Anyway, the reason to fret is that Brown's been the most effective freshman forward on the team in a way unfamiliar to Michigan fans: by being huge and ornery. The last Wolverine to score so many dirty crease goals was Brandon Kaleniecki. Kaleniecki was a highly effective player over the course of his career at Michigan despite not having the talent Brown does—Kal was never drafted and never made it out of the ECHL post-college—and a huge version of him seems like a nice player to have around for four years. He's already displayed more scoring touch than Eric Nystrom ever did, if only because he'll put his nose in wherever it needs to go and is handy with a deflection.
Summers, meanwhile, finally put his speed to good use on a rush that got AJ Treais an easy tip-in goal. I don't think he's lived up to expectations as a senior captain—he's been good, but seems far short of the All-American level you'd expect a senior first-round pick would reach.

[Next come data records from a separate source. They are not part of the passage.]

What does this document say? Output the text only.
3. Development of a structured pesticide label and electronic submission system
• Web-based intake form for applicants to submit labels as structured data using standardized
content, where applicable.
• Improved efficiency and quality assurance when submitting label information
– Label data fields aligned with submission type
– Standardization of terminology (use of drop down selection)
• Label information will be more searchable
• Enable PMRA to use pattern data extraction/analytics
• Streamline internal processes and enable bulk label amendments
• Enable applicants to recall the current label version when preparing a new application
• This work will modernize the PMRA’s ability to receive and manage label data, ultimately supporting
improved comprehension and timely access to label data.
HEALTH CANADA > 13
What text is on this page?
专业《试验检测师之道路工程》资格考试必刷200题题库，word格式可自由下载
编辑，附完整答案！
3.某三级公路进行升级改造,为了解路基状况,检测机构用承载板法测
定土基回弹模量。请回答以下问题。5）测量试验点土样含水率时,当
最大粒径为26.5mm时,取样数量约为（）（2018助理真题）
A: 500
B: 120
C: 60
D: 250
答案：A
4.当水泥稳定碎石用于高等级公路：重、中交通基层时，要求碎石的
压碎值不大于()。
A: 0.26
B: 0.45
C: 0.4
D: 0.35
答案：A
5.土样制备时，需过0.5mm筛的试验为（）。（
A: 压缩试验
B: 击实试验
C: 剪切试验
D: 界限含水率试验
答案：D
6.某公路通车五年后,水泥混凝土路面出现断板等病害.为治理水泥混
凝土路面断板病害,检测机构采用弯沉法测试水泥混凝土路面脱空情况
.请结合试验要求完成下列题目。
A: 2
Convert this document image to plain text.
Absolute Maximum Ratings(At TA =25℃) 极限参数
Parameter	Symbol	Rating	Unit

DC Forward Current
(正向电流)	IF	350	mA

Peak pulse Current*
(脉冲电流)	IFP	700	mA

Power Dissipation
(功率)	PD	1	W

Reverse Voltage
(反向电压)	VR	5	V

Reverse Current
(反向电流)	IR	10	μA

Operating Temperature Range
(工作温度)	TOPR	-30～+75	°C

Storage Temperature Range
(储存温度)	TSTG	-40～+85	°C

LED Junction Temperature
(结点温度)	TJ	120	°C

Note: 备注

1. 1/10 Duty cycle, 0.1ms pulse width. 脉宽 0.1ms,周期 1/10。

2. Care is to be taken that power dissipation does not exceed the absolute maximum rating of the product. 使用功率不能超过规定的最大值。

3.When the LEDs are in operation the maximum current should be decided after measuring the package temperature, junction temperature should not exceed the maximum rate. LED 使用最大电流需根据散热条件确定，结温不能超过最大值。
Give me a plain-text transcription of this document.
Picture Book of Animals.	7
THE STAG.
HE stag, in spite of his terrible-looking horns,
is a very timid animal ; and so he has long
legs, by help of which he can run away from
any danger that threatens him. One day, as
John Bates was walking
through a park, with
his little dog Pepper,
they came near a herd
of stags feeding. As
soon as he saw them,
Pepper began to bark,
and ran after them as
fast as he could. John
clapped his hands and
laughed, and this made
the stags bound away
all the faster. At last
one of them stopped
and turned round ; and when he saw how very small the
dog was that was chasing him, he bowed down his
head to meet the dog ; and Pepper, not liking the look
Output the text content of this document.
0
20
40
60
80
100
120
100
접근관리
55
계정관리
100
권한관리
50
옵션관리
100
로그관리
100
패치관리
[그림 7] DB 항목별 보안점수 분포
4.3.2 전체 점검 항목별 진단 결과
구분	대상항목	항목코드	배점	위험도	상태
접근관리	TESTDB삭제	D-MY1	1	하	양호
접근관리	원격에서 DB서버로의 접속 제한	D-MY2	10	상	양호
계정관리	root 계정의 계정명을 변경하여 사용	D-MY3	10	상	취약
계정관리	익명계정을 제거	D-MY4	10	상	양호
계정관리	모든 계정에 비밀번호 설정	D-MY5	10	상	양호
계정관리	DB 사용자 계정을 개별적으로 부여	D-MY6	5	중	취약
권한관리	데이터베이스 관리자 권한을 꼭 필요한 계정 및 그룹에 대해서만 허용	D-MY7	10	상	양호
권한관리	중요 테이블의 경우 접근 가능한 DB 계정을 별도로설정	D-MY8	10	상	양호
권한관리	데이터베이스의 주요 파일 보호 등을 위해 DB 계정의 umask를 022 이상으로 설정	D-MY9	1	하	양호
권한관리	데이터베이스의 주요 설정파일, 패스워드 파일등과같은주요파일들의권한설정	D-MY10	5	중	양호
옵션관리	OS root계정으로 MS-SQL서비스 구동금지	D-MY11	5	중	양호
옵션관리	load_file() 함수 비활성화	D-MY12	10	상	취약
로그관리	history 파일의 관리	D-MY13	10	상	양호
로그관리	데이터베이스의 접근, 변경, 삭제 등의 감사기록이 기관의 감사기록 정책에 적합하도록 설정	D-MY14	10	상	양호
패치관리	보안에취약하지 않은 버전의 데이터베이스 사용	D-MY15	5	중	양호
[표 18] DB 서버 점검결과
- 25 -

Weekly Oh My God, Are We Going To Miss The Tourney update was actually covered above in the midst of near-weekly If I Was As Bad As My Job As CCHA Referees Are I Would Be Drew Sharp rant: Michigan's split with Michigan State did zero for them. They are basically where they were before the Ferris State series with four fewer opportunities to drag themselves out of the muck.
This week: must sweep BGSU in the weird split series and a win over Wisconsin would be a huge help.